How blessed I have been to be my Daddy's girl. If love conquered all, then my love would make it all go away. My tears would heal him. My conversations with God would be heard and we could go back to the start.

My friend, his beautiful hair coming out in handfuls I'm told, shaking his fist at God. He's angry and sick and hurting and I sit here unable to ease his suffering at all. "I will send you the cheesiest card in the whole world," I told him in my last letter. "It will be covered with kitty-cats and it will rhyme." I wanted him to laugh.

As though placed there by the cheesy card fairy, it was the first one I saw when I walked in Hallmark: a giant, tri-fold and utterly cliché spectacle of a thing with kitty-cats hanging by their paws from tree limbs. "As long as there is the smallest possibility a card or letter from me takes you away from your pain even for a second, I will continue to send them," I wrote.

I don't know what he does with my letters.
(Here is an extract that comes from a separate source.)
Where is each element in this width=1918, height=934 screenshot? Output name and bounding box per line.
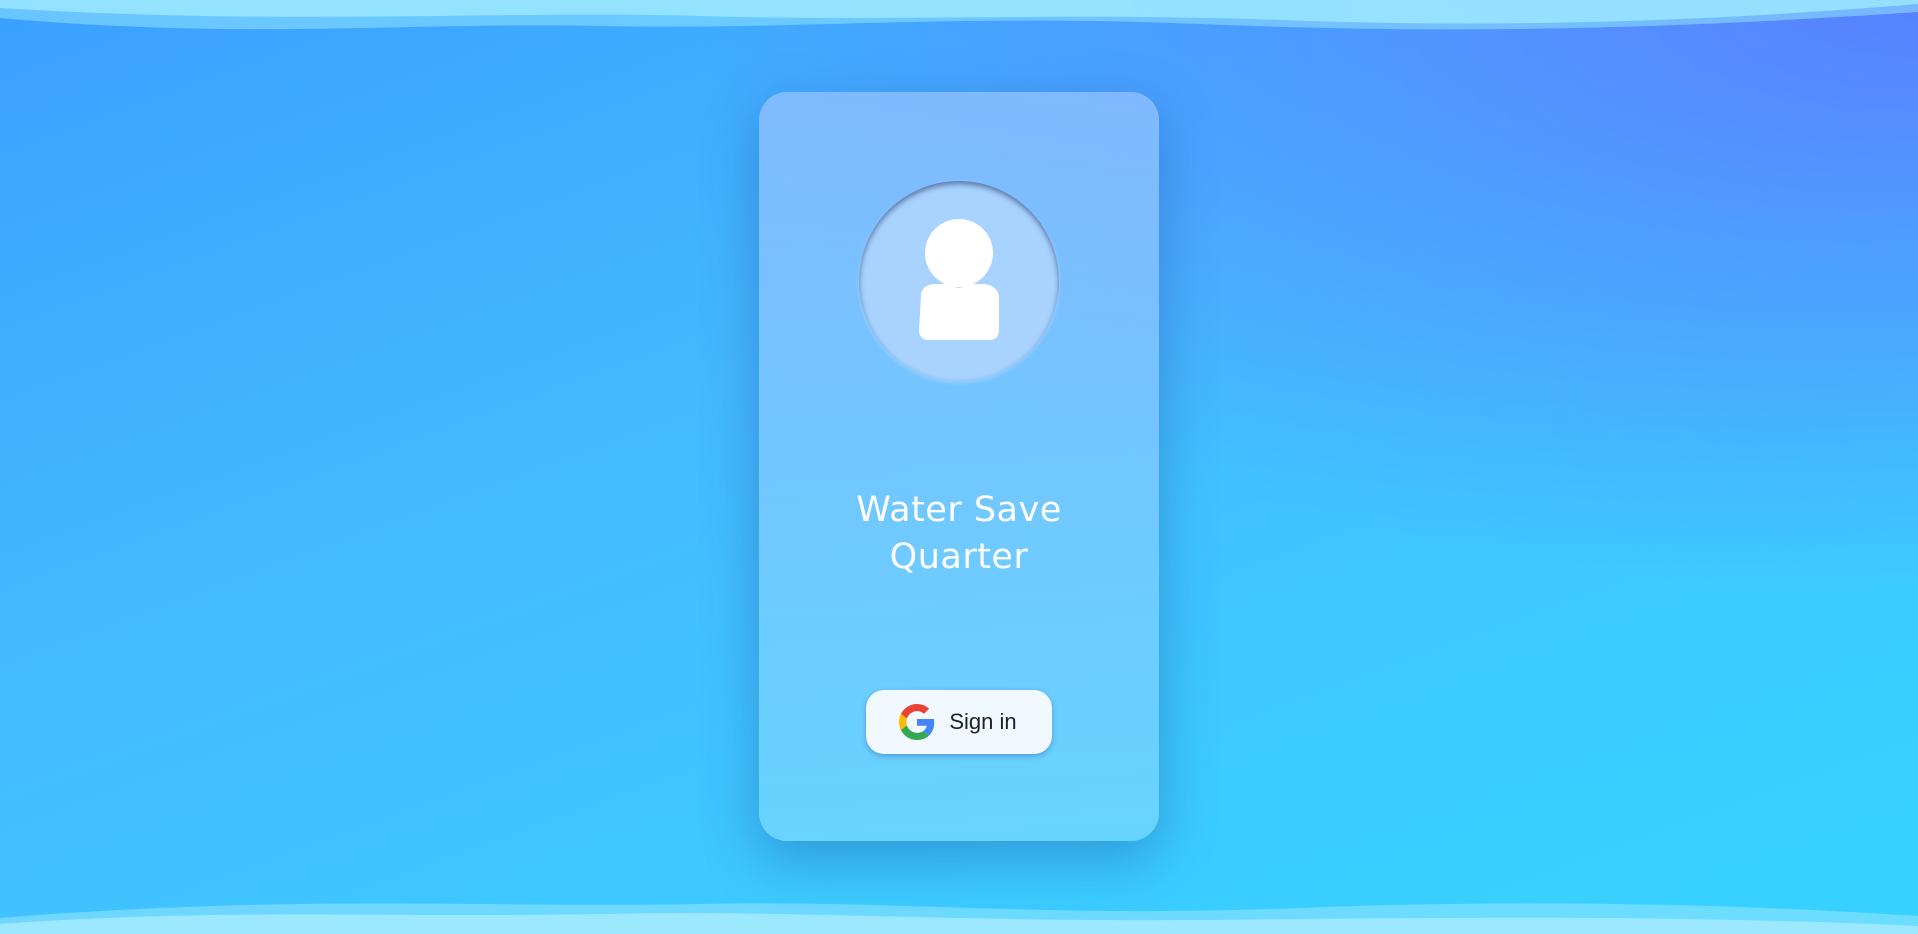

I don't know if he reads them, I don't know if he smiles. What I do know is that they will continue to arrive at his door every few days. I'll continue to write, to send cards and to tell him how much he means to me and how much I want him to fight.

How blessed I have been to have once been loved by him. If love conquered all, then my love would make it all go away. My tears would heal him. My conversations with God would be heard and we could go back to the start.